William Macklowe Company and joint venture partner LaSalle Investment Management announced that its new six-story medical office development located at 333 East 61st Street is fully leased.
The tenant, Memorial Sloan Kettering Cancer Center — the world’s oldest and largest private cancer center — signed a triple net lease and will occupy the entire building, which is approximately 75,000 square feet.
“We are thrilled to meet the deep demand for high quality medical facilities in one of the most supply constrained sub-markets in the country, and be aligned with a world class institution such as Memorial Sloan Kettering Cancer Center,” said Billy Macklowe, CEO of William Macklowe Company, the joint venture’s Operating Partner and Developer. 333 East 61st Street follows our successful conversion of 156 William Street into lower Manhattan’s premier dedicated medical office building and continues our co-investing relationship with LaSalle Investment Management.”

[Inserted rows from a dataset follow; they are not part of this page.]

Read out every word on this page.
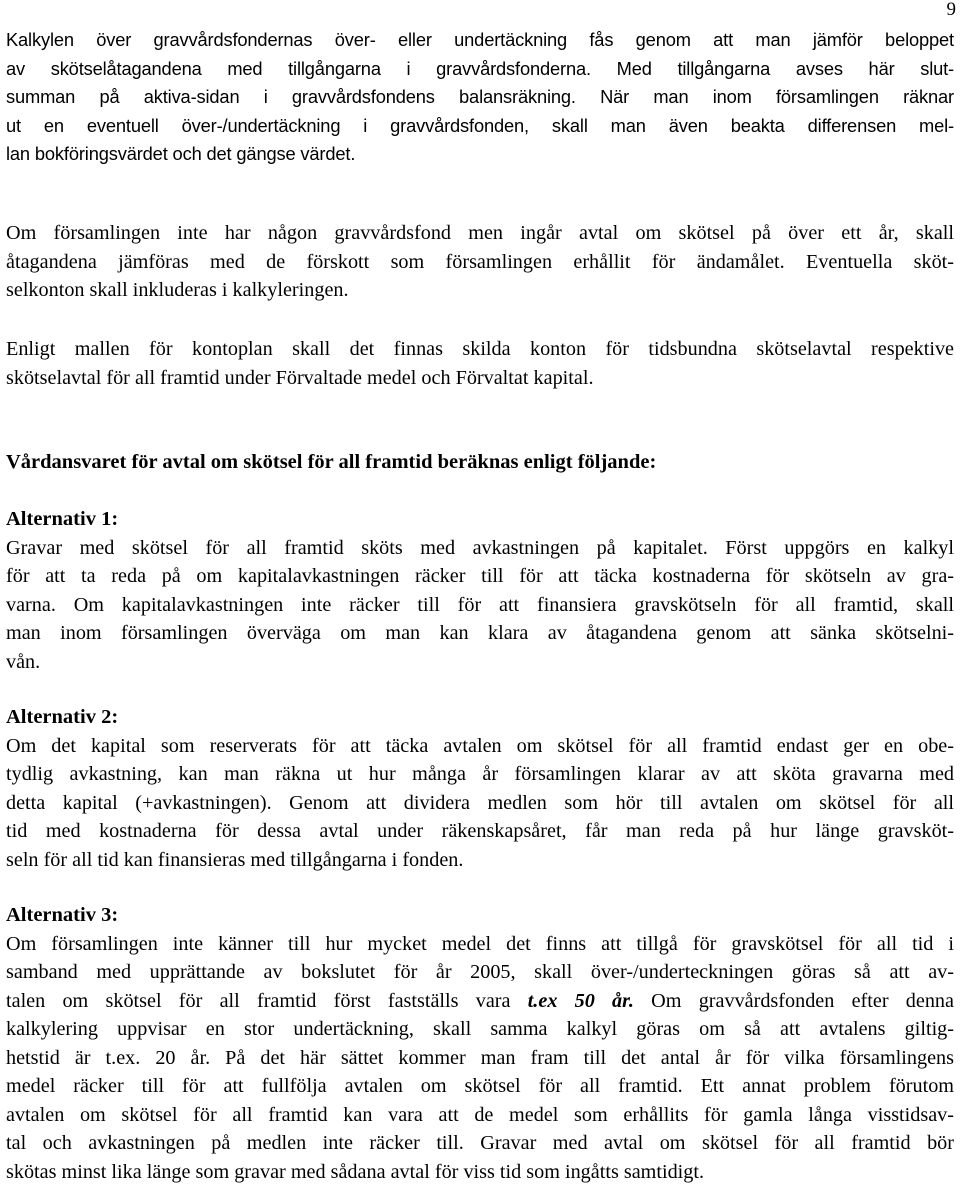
9
Kalkylen över gravvårdsfondernas över- eller undertäckning fås genom att man jämför beloppet
av skötselåtagandena med tillgångarna i gravvårdsfonderna. Med tillgångarna avses här slut-
summan på aktiva-sidan i gravvårdsfondens balansräkning. När man inom församlingen räknar
ut en eventuell över-/undertäckning i gravvårdsfonden, skall man även beakta differensen mel-
lan bokföringsvärdet och det gängse värdet.
Om församlingen inte har någon gravvårdsfond men ingår avtal om skötsel på över ett år, skall
åtagandena jämföras med de förskott som församlingen erhållit för ändamålet. Eventuella sköt-
selkonton skall inkluderas i kalkyleringen.
Enligt mallen för kontoplan skall det finnas skilda konton för tidsbundna skötselavtal respektive
skötselavtal för all framtid under Förvaltade medel och Förvaltat kapital.
Vårdansvaret för avtal om skötsel för all framtid beräknas enligt följande:
Alternativ 1:
Gravar med skötsel för all framtid sköts med avkastningen på kapitalet. Först uppgörs en kalkyl
för att ta reda på om kapitalavkastningen räcker till för att täcka kostnaderna för skötseln av gra-
varna. Om kapitalavkastningen inte räcker till för att finansiera gravskötseln för all framtid, skall
man inom församlingen överväga om man kan klara av åtagandena genom att sänka skötselni-
vån.
Alternativ 2:
Om det kapital som reserverats för att täcka avtalen om skötsel för all framtid endast ger en obe-
tydlig avkastning, kan man räkna ut hur många år församlingen klarar av att sköta gravarna med
detta kapital (+avkastningen). Genom att dividera medlen som hör till avtalen om skötsel för all
tid med kostnaderna för dessa avtal under räkenskapsåret, får man reda på hur länge gravsköt-
seln för all tid kan finansieras med tillgångarna i fonden.
Alternativ 3:
Om församlingen inte känner till hur mycket medel det finns att tillgå för gravskötsel för all tid i
samband med upprättande av bokslutet för år 2005, skall över-/underteckningen göras så att av-
talen om skötsel för all framtid först fastställs vara t.ex 50 år. Om gravvårdsfonden efter denna
kalkylering uppvisar en stor undertäckning, skall samma kalkyl göras om så att avtalens giltig-
hetstid är t.ex. 20 år. På det här sättet kommer man fram till det antal år för vilka församlingens
medel räcker till för att fullfölja avtalen om skötsel för all framtid. Ett annat problem förutom
avtalen om skötsel för all framtid kan vara att de medel som erhållits för gamla långa visstidsav-
tal och avkastningen på medlen inte räcker till. Gravar med avtal om skötsel för all framtid bör
skötas minst lika länge som gravar med sådana avtal för viss tid som ingåtts samtidigt.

Situated on Manhattan’s Upper East Side along what is commonly referred to as “Hospital Row,” the location contains some of the world’s most prestigious hospitals, medical schools, research centers and outpatient facilities, including New York-Presbyterian Weill Cornell Medical Center, Weill Cornell Medical College, Hospital for Special Surgery and Rockefeller University.
The new facility replaces the existing structure, a former rectory, and will meet the MSK’s strong demand for space.
“We are pleased to have Memorial Sloan Kettering Cancer Center, a world leader in the diagnosis and treatment of cancer, as the entire-building tenant at 333 East 61st Street. ” said Steve Bolen, managing director, LaSalle Investment Management. This development represents a continuation of our successful healthcare real estate partnership with the William Macklowe Company, a leading owner/developer of commercial, healthcare and residential properties in New York City.”
WMC and LaSalle were represented by Bill Hartman of Cushman Wakefield. Memorial Sloan Kettering was represented jointly by Mark Weiss and Rob Eisenberg of Cushman Wakefield and Neil Goldmacher and Howard Kessler of Newark Knight Frank.